The special court had ruled that the more relaxed level of scrutiny used by the Supreme Court to uphold the law in the 1966 case, South Carolina v. Katzenbach, should apply. But it added that the recent extension of the preclearance requirement passed the more demanding “congruence and proportionality” test, too.

The Supreme Court can avoid the larger issue in the new case, Northwest Austin Municipal Utility District Number One v. Mukasey, No. 08-322, if it chooses to accept the utility district’s argument on a subsidiary point. The district says it should be entitled to relief under a provision in the voting rights law that allows political subdivisions with clean discrimination records for 10 years to “bail out” from the preclearance requirement with court approval.
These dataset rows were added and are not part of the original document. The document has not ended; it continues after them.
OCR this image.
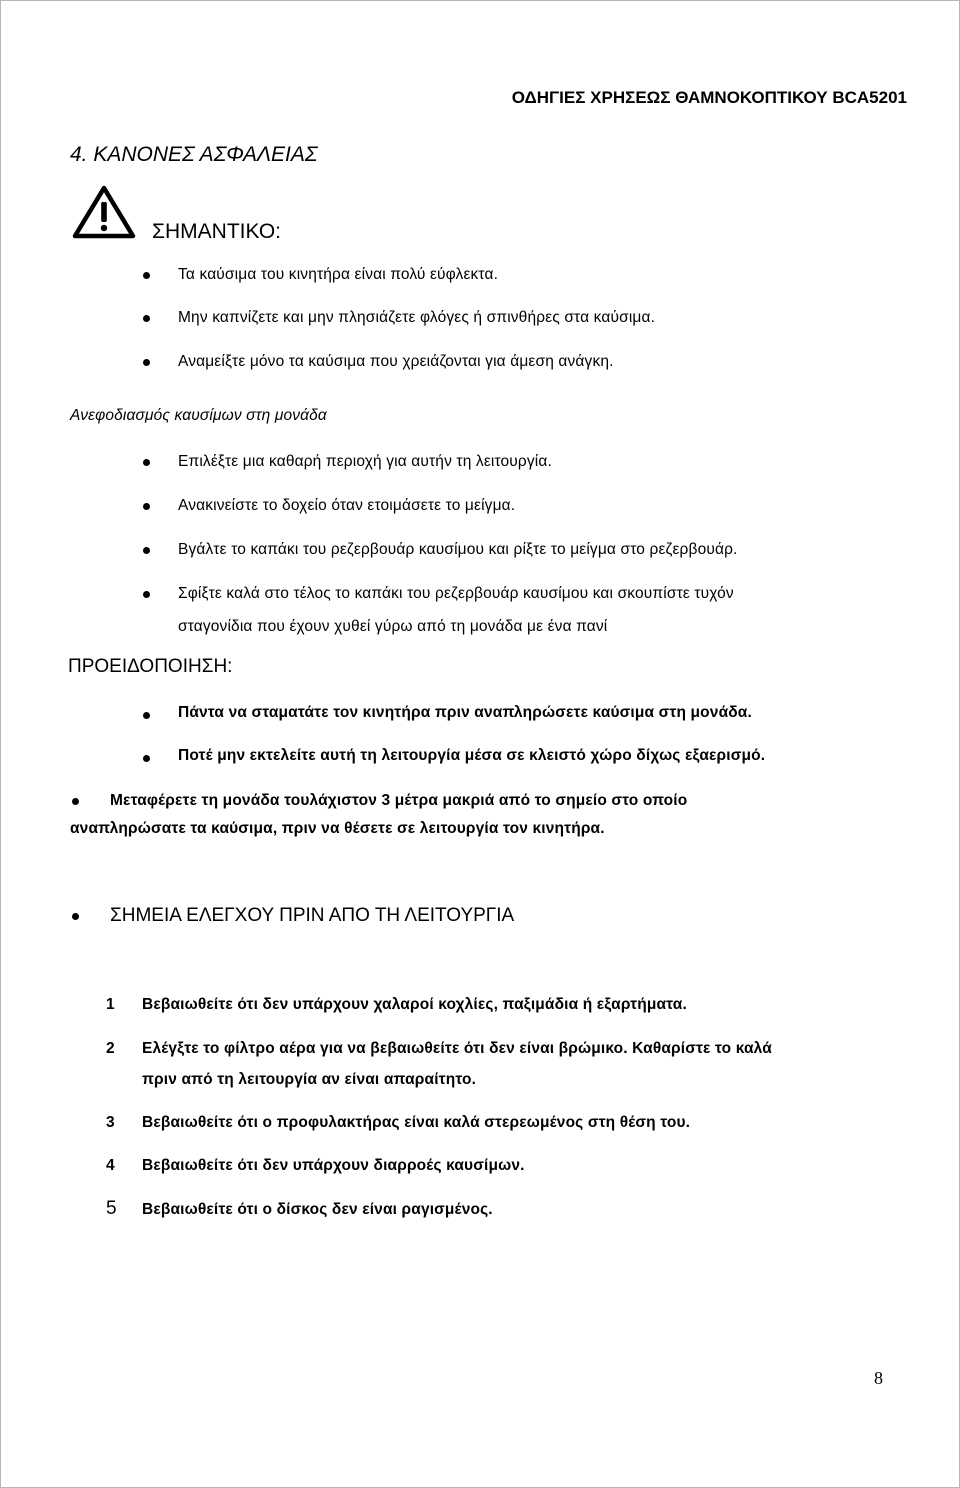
ΟΔΗΓΙΕΣ ΧΡΗΣΕΩΣ ΘΑΜΝΟΚΟΠΤΙΚΟΥ BCA5201
4. ΚΑΝΟΝΕΣ ΑΣΦΑΛΕΙΑΣ
ΣΗΜΑΝΤΙΚΟ:
Τα καύσιμα του κινητήρα είναι πολύ εύφλεκτα.
Μην καπνίζετε και μην πλησιάζετε φλόγες ή σπινθήρες στα καύσιμα.
Αναμείξτε μόνο τα καύσιμα που χρειάζονται για άμεση ανάγκη.
Ανεφοδιασμός καυσίμων στη μονάδα
Επιλέξτε μια καθαρή περιοχή για αυτήν τη λειτουργία.
Ανακινείστε το δοχείο όταν ετοιμάσετε το μείγμα.
Βγάλτε το καπάκι του ρεζερβουάρ καυσίμου και ρίξτε το μείγμα στο ρεζερβουάρ.
Σφίξτε καλά στο τέλος το καπάκι του ρεζερβουάρ καυσίμου και σκουπίστε τυχόν
σταγονίδια που έχουν χυθεί γύρω από τη μονάδα με ένα πανί
ΠΡΟΕΙΔΟΠΟΙΗΣΗ:
Πάντα να σταματάτε τον κινητήρα πριν αναπληρώσετε καύσιμα στη μονάδα.
Ποτέ μην εκτελείτε αυτή τη λειτουργία μέσα σε κλειστό χώρο δίχως εξαερισμό.
Μεταφέρετε τη μονάδα τουλάχιστον 3 μέτρα μακριά από το σημείο στο οποίο
αναπληρώσατε τα καύσιμα, πριν να θέσετε σε λειτουργία τον κινητήρα.
ΣΗΜΕΙΑ ΕΛΕΓΧΟΥ ΠΡΙΝ ΑΠΟ ΤΗ ΛΕΙΤΟΥΡΓΙΑ
1 Βεβαιωθείτε ότι δεν υπάρχουν χαλαροί κοχλίες, παξιμάδια ή εξαρτήματα.
2 Ελέγξτε το φίλτρο αέρα για να βεβαιωθείτε ότι δεν είναι βρώμικο. Καθαρίστε το καλά
πριν από τη λειτουργία αν είναι απαραίτητο.
3 Βεβαιωθείτε ότι ο προφυλακτήρας είναι καλά στερεωμένος στη θέση του.
4 Βεβαιωθείτε ότι δεν υπάρχουν διαρροές καυσίμων.
5 Βεβαιωθείτε ότι ο δίσκος δεν είναι ραγισμένος.
8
The special court said the provision was available only to government units that register voters, and the utility district does not.

In November the Bush administration filed a brief defending the law that urged the Supreme Court to affirm the lower court’s decision without further briefing and argument. (The Voting Rights Act contains unusual jurisdictional provisions, which account for the special lower court and which allow a direct appeal to the Supreme Court.)

The Supreme Court also agreed on Friday to hear three other cases, two of them involving the combustible issue of how the government treats racial and other minorities.

One of them, Ricci v. DeStefano, No. 07-1428, arose from a test given to firefighters who sought promotions in New Haven. White candidates passed the test at a much higher rate than minority candidates, and very few Hispanics and no blacks qualified for the available positions. A civil service board threw out the test, and no one was promoted.

A three-judge panel of the federal appeals court in New York rejected a lawsuit brought by white and Hispanic firefighters claiming race discrimination. The full appeals court, by a vote of 7 to 6, declined to hear the case.

Dissenting from that decision, Judge Jose A. Cabranes wrote that the case “presented a straightforward question: May a municipal employer disregard the results of a qualifying examination, which was carefully constructed to ensure race-neutrality, on the ground that the results of that examination yielded too many qualified applicants of one race and not enough of another?”

The court will also hear Horne v. Flores, No. 08-289, concerning whether lower courts were correct in ruling that Arizona is not spending enough money to help students there overcome language barriers.

Finally, the court agreed to hear Iraq v. Beaty, No. 07-1090, concerning whether people who were mistreated in Iraq under the government of Saddam Hussein may recover damages from the nation’s current government. The Justice Department had urged the court to hear the case and rule that the current government of Iraq enjoyed sovereign immunity from such claims.